2. Logging requires roads, roads are habitat fragmentation.
3. Logging causes direct damage to habitat used by species.
B. Lower density forests are likely to create some environmental risks that people don't like.
1. More open forests are more prone to invasive plants such as broom.
2. More open forests support fewer at risk, old-growth dependent species (Pacific fisher, California spotted owl)
C. Lower density stands may still experience high intensity fire.

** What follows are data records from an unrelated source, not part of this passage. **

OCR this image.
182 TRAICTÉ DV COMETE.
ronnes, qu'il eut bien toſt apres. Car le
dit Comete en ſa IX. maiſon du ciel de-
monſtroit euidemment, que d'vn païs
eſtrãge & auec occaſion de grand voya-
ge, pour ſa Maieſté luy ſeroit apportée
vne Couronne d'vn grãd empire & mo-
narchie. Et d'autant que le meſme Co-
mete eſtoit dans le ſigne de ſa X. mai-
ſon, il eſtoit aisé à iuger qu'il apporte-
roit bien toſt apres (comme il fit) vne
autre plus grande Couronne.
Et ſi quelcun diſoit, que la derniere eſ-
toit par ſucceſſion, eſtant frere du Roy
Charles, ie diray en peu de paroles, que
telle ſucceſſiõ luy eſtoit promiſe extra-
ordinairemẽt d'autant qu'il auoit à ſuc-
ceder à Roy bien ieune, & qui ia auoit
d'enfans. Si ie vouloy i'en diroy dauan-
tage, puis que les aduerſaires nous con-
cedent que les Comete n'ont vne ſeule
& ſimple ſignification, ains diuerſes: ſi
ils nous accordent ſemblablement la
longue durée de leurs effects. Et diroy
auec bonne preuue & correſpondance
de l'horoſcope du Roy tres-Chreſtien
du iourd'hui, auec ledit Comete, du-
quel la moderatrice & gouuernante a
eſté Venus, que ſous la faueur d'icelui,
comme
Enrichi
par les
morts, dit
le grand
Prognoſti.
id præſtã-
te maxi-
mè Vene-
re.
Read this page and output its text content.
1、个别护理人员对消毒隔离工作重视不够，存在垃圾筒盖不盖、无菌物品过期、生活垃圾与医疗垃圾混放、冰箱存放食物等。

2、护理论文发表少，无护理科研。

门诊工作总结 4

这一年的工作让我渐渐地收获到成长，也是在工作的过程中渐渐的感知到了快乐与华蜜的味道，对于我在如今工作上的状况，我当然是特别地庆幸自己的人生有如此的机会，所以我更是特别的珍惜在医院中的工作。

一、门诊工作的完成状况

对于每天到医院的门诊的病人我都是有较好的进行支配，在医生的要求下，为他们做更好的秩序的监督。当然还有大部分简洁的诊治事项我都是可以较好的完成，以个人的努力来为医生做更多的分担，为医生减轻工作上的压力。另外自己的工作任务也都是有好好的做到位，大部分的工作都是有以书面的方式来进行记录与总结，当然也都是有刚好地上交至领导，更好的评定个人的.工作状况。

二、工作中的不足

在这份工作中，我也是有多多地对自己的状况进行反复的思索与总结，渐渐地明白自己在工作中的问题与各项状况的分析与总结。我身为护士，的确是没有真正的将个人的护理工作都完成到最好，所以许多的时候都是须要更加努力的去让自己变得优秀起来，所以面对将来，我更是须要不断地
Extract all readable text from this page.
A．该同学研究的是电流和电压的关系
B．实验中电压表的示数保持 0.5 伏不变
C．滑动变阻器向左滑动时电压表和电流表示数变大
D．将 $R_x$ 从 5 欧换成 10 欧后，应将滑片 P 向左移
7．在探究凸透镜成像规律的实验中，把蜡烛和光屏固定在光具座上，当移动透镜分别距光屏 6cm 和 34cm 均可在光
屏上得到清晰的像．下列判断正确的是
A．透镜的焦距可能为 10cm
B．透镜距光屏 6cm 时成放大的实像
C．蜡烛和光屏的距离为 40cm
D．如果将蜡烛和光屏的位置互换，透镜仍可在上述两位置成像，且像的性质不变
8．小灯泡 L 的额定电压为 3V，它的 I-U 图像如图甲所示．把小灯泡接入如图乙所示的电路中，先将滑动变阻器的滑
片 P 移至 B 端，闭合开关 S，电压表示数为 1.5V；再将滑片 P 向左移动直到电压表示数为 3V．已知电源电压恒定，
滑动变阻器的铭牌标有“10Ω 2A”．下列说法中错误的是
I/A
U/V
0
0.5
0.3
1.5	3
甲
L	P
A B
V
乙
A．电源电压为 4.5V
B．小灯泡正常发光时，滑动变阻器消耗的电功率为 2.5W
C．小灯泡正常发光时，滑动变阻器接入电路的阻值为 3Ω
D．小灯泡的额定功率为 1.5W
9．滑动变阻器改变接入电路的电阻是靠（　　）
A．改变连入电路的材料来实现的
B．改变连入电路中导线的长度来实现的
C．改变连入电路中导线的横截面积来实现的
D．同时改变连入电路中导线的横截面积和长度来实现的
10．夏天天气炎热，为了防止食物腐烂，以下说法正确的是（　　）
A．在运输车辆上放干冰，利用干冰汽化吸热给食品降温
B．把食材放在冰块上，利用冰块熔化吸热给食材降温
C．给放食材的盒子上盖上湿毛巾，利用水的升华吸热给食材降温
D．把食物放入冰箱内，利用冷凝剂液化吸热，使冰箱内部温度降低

1. No one is arguing that there wasn't any high intensity, high severity fire in the past, nor that forests were, on average more open. The argument is how much. Hence, even more open forests are likely to experience
We know that climates have changed since the 19th century. We know that ignition sources and fuels have changed since the 19th century. We know that the forests of the Sierra Nevada are going to change in the future and that this will increase risk to some species that currently reside there. The way forward with managing fire in the Sierra Nevada is to carefully weight the benefits and costs of different management into the future, decide what we want, and then look to the past to best map out how we would get there.
In contrast, the current debate smacks of choosing arbitrary historical benchmarks to glean where we should go into the future. That approach places too much emphasis on the past. We need to look forward to vision the Sierra Nevada we want and that conditions will support and then look backward for evidence of processes that will get us there. And that, I think, is what Janus would do.